The Saskatchewan Court of Appeal took quite a different view of the case. It did not disturb the award of non-pecuniary damages ($85,000), but concluded that no pecuniary damages should be recoverable. What is of interest, in the context of “standard of review”, is that the Saskatchewan Court of Appeal did not believe that the test applicable to its consideration of the case was that of “palpable and overriding error”, as the Supreme Court had previously held it to be in Housen v. Nikolaisen, [2002] 2 S.C.R. 235. The Saskatchewan Court of Appeal concluded that the passage of that province’s Court of Appeal Act, 2000 had given it far broader powers of review. While it acknowledged that it could not substitute its own findings with respect to credibility for those of the trial judge, it considered that its power to review was not so limited when it came to findings of fact or mixed findings of fact and law. The Saskatchewan Court of Appeal concluded that it had a right to conduct a re-hearing on these issues, and to substitute its own views for those of the trial judge.

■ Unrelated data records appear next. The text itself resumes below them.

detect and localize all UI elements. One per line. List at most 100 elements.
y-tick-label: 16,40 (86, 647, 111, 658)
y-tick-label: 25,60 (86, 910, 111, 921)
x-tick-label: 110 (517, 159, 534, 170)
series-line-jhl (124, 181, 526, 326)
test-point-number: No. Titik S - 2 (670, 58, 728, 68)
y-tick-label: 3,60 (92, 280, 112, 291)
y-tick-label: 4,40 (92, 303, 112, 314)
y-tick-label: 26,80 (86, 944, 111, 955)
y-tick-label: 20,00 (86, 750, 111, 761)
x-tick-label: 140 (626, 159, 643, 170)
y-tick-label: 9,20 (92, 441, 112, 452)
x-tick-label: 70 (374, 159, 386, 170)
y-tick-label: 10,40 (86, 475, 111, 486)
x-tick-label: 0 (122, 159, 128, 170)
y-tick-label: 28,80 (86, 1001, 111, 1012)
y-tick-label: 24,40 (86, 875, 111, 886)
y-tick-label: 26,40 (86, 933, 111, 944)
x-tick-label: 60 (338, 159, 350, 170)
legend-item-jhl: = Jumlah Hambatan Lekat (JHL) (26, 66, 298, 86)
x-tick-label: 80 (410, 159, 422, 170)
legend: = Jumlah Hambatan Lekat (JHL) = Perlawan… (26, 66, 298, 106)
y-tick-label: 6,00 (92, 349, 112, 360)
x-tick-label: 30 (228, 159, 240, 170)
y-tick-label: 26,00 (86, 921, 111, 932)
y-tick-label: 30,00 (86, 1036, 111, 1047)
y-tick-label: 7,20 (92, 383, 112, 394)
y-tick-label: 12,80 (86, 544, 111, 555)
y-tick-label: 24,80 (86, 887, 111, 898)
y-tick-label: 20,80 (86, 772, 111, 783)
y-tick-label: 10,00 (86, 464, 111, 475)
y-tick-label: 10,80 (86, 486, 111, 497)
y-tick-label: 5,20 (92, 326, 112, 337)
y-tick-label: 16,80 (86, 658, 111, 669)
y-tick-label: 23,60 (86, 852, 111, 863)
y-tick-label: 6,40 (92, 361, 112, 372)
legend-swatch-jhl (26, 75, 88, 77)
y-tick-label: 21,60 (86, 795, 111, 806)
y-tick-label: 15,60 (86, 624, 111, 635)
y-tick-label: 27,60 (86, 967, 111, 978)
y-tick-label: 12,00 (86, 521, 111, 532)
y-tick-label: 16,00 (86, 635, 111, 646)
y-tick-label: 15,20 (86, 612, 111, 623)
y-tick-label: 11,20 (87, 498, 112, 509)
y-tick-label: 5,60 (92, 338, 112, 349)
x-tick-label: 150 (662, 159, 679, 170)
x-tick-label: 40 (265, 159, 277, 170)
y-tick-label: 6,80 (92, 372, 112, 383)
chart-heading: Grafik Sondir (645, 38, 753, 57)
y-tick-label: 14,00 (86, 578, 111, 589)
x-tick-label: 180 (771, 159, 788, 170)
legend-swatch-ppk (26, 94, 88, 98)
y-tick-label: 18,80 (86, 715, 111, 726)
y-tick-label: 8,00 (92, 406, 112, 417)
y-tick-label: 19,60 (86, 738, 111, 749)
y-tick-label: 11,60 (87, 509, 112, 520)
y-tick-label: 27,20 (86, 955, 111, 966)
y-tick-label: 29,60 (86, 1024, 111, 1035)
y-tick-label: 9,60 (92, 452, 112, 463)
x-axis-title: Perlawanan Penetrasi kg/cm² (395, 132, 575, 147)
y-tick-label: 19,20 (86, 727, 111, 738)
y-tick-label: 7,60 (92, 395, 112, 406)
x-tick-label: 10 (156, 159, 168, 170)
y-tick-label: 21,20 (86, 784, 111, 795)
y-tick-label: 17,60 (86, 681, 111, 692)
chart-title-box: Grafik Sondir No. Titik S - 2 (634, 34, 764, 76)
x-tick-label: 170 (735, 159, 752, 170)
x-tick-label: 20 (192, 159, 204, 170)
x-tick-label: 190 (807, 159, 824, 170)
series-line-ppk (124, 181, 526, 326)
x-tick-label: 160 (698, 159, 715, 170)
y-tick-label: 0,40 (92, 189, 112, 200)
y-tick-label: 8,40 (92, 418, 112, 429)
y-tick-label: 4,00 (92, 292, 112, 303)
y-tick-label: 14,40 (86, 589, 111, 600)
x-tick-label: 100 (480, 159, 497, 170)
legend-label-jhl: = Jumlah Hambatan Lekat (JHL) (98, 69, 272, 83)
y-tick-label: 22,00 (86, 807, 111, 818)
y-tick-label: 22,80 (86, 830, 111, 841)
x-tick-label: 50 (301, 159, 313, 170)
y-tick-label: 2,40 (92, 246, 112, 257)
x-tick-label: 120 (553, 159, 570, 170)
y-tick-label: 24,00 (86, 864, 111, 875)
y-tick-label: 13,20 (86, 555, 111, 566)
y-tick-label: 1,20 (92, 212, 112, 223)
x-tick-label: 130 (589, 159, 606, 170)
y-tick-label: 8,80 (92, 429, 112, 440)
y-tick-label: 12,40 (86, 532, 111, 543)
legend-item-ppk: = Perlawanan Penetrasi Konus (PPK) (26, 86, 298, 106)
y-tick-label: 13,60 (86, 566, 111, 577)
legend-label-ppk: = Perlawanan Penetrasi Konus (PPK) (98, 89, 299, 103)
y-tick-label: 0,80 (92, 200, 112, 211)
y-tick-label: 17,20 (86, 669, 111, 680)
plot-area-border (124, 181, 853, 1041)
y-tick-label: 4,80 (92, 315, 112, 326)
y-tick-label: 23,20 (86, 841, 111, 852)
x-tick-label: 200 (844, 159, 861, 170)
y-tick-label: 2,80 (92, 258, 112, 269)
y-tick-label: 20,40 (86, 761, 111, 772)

Not so, said the Supreme Court. In rather sharply-worded language, Mr. Justice Fish of the Supreme Court analyzed the Saskatchewan Court of Appeal Act, 2000 and concluded that the Court of Appeal had very much misconstrued its jurisdiction, both before and after the passage of the legislation:
An examination of both the former and present Acts, their legislative history, and their judicial interpretation in this Court and by the Saskatchewan Court of Appeal itself all lead to the same conclusion: appellate review in Saskatchewan has for a long time proceeded, and continues to proceed, on essentially the same basis as appellate review elsewhere in Canada . The appeal is a review for error, and not a review by rehearing.
Justice Fish looked at other provinces, including Ontario , and noted that the same was true in those jurisdictions.
There is, in the H.L. decision, a helpful discussion of just what Housen means in practice. For example, Fish J. made it clear that appellate courts can set aside a trial judge’s inferences of fact, not merely the findings of fact. But, he noted, “Appellate scrutiny determines whether inferences drawn by the judge are ‘reasonably supported by the evidence’. If they are, the reviewing court cannot reweigh the evidence by substituting, for the reasonable inference preferred by the trial judge, an equally — or even more — persuasive inference of its own.”
Future income loss
The S.C.C. did uphold the Court of Appeal on two points. The trial judge had not reduced the plaintiff’s damages for income loss on account of the periods during which the plaintiff was in jail. The reasoning of the trial judge was that the abuse of H.L. had led to the latter’s alcoholism, which had led to the criminal offences that had resulted in H.L.’s incarceration. However, the Supreme Court shared the Court of Appeal’s view, that “to compensate an individual for loss of earnings arising from criminal conduct undermines the very purpose of our criminal justice system (paras. 240-41); an award of this type, if available in any circumstances, must be justified by exceptional considerations of a compelling nature and supported by clear and cogent evidence of causation.”
Secondly, the Supreme Court agreed that the trial judge had been in error in failing to deduct social assistance payments from the award for past income loss. Justice Fish referred to the Court’s decision in M.B. v. British Columbia, [2003] 2 S.C.R. 477, for the “common sense proposition that social assistance benefits are a form of wage replacement” and so, should have been deducted from the pecuniary damages.